At the end of this month, the inhabitants of the Earth will be able to observe a rare astronomical phenomenon called a large planetary alignment, better known to the general public as a planetary alignment. Jupiter, Mercury, Uranus, Mars and Venus will line up in a small patch of sky shortly after sunset on March 28.
The brightest will be Mercury and Jupiter, which everyone can see near the horizon. Venus will be higher in the sky, Mars near the first quarter of the Moon, and Uranus will require binoculars or a telescope to view. All five planets can be observed from Earth in clear weather in the 50-degree sector of the sky. This means that when viewed from the surface of the Earth, the planets will appear to be close to each other.
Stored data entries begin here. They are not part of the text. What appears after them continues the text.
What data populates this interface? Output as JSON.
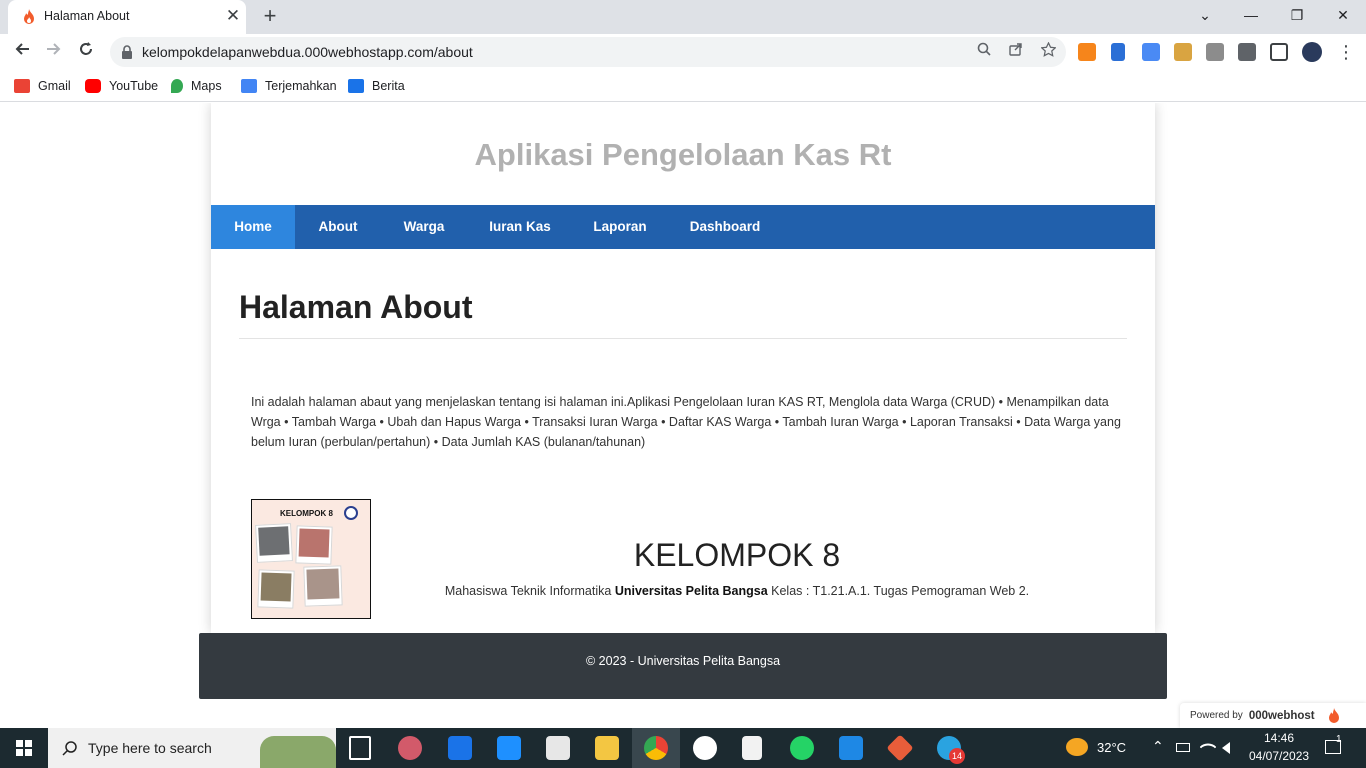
{
  "browser": {
    "tab_title": "Halaman About",
    "tab_close": "✕",
    "new_tab": "+",
    "url": "kelompokdelapanwebdua.000webhostapp.com/about",
    "window_buttons": [
      "⌄",
      "—",
      "❐",
      "✕"
    ],
    "bookmarks": [
      {
        "label": "Gmail",
        "icon": "gmail-icon",
        "color": "#ea4335"
      },
      {
        "label": "YouTube",
        "icon": "youtube-icon",
        "color": "#ff0000"
      },
      {
        "label": "Maps",
        "icon": "maps-icon",
        "color": "#34a853"
      },
      {
        "label": "Terjemahkan",
        "icon": "translate-icon",
        "color": "#4285f4"
      },
      {
        "label": "Berita",
        "icon": "news-icon",
        "color": "#1a73e8"
      }
    ]
  },
  "site": {
    "title": "Aplikasi Pengelolaan Kas Rt",
    "nav": [
      "Home",
      "About",
      "Warga",
      "Iuran Kas",
      "Laporan",
      "Dashboard"
    ],
    "active_nav": "Home",
    "page_heading": "Halaman About",
    "description": "Ini adalah halaman abaut yang menjelaskan tentang isi halaman ini.Aplikasi Pengelolaan Iuran KAS RT, Menglola data Warga (CRUD) • Menampilkan data Wrga • Tambah Warga • Ubah dan Hapus Warga • Transaksi Iuran Warga • Daftar KAS Warga • Tambah Iuran Warga • Laporan Transaksi • Data Warga yang belum Iuran (perbulan/pertahun) • Data Jumlah KAS (bulanan/tahunan)",
    "group_image_label": "KELOMPOK 8",
    "group_name": "KELOMPOK 8",
    "group_desc_prefix": "Mahasiswa Teknik Informatika ",
    "group_desc_university": "Universitas Pelita Bangsa",
    "group_desc_suffix": " Kelas : T1.21.A.1. Tugas Pemograman Web 2.",
    "footer": "© 2023 - Universitas Pelita Bangsa",
    "powered_by": "Powered by",
    "host_name": "000webhost"
  },
  "colors": {
    "navbar": "#2160ac",
    "nav_active": "#2e86de",
    "footer": "#343a40",
    "title_grey": "#b1b1b1"
  },
  "taskbar": {
    "search_placeholder": "Type here to search",
    "temperature": "32°C",
    "time": "14:46",
    "date": "04/07/2023",
    "notification_count": "1",
    "telegram_badge": "14"
  }
}
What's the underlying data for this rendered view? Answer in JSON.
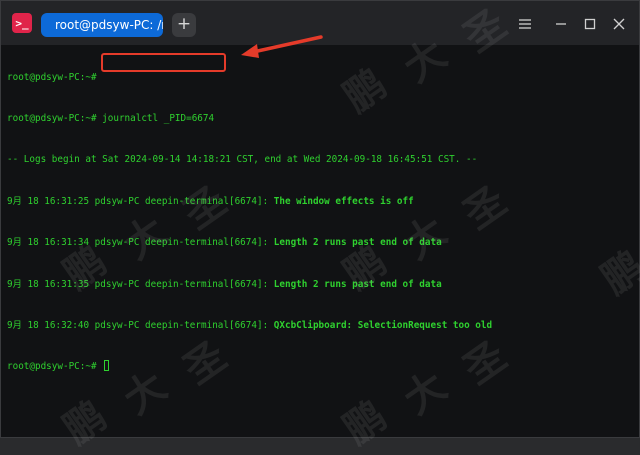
{
  "titlebar": {
    "app_icon": "terminal-icon",
    "tab_title": "root@pdsyw-PC: /root",
    "new_tab_label": "+",
    "controls": [
      "menu-icon",
      "minimize-icon",
      "maximize-icon",
      "close-icon"
    ]
  },
  "terminal": {
    "lines": [
      {
        "prompt": "root@pdsyw-PC:~# ",
        "text": ""
      },
      {
        "prompt": "root@pdsyw-PC:~# ",
        "text": "journalctl _PID=6674"
      },
      {
        "prompt": "",
        "text": "-- Logs begin at Sat 2024-09-14 14:18:21 CST, end at Wed 2024-09-18 16:45:51 CST. --"
      },
      {
        "prefix": "9月 18 16:31:25 pdsyw-PC deepin-terminal[6674]: ",
        "message": "The window effects is off"
      },
      {
        "prefix": "9月 18 16:31:34 pdsyw-PC deepin-terminal[6674]: ",
        "message": "Length 2 runs past end of data"
      },
      {
        "prefix": "9月 18 16:31:35 pdsyw-PC deepin-terminal[6674]: ",
        "message": "Length 2 runs past end of data"
      },
      {
        "prefix": "9月 18 16:32:40 pdsyw-PC deepin-terminal[6674]: ",
        "message": "QXcbClipboard: SelectionRequest too old"
      },
      {
        "prompt": "root@pdsyw-PC:~# ",
        "text": ""
      }
    ]
  },
  "annotation": {
    "box_color": "#e53b2a",
    "arrow_color": "#e53b2a"
  },
  "watermark": {
    "chars": [
      "鹏",
      "大",
      "圣"
    ]
  },
  "colors": {
    "terminal_text": "#2fd12f",
    "tab_active": "#0d6ad8",
    "titlebar": "#232427",
    "background": "#111214"
  }
}
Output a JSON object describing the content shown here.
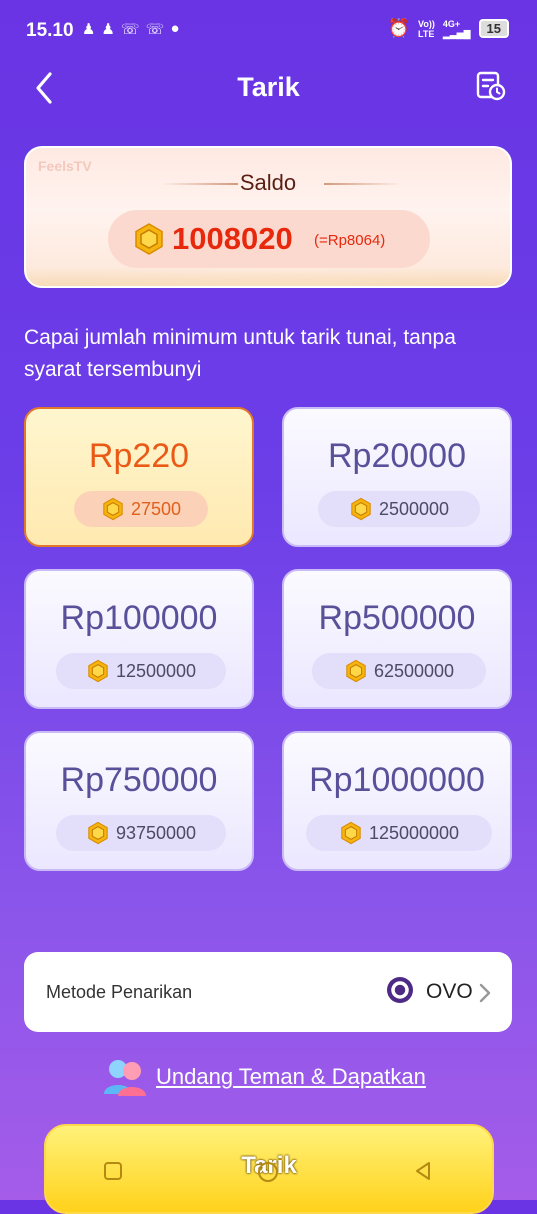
{
  "status_bar": {
    "time": "15.10",
    "network_top": "Vo))",
    "network_bottom": "LTE",
    "network_type": "4G+",
    "battery": "15"
  },
  "header": {
    "title": "Tarik",
    "back_icon": "chevron-left-icon",
    "history_icon": "history-icon"
  },
  "balance": {
    "watermark": "FeelsTV",
    "label": "Saldo",
    "coins": "1008020",
    "converted": "(=Rp8064)"
  },
  "note": "Capai jumlah minimum untuk tarik tunai, tanpa syarat tersembunyi",
  "options": [
    {
      "price": "Rp220",
      "coins": "27500",
      "selected": true
    },
    {
      "price": "Rp20000",
      "coins": "2500000",
      "selected": false
    },
    {
      "price": "Rp100000",
      "coins": "12500000",
      "selected": false
    },
    {
      "price": "Rp500000",
      "coins": "62500000",
      "selected": false
    },
    {
      "price": "Rp750000",
      "coins": "93750000",
      "selected": false
    },
    {
      "price": "Rp1000000",
      "coins": "125000000",
      "selected": false
    }
  ],
  "method": {
    "label": "Metode Penarikan",
    "value": "OVO"
  },
  "invite": {
    "text": "Undang Teman & Dapatkan"
  },
  "withdraw_button": {
    "label": "Tarik"
  },
  "colors": {
    "accent": "#6a34e4",
    "selected_price": "#ea5a17",
    "balance_amount": "#e8280c",
    "button": "#ffd21b"
  }
}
Cases where two or three planets line up in one line are not uncommon. However, the planetary alignment of five planets at once does not happen so often. Previously, a similar phenomenon was observed in 2022, 2020 and 2016. Last year, astronomers in the northern hemisphere could watch Mercury, Venus, Mars, Jupiter and Saturn line up.
According to the source, this year astronomers will be able to observe several more planetary alignments. Mercury, Uranus, Venus and Mars will line up next month. At the same time, they will be in the 35-degree sector of the sky. At the end of April, Mars, Venus, Uranus and Mercury will converge in the 40-degree sector of the sky.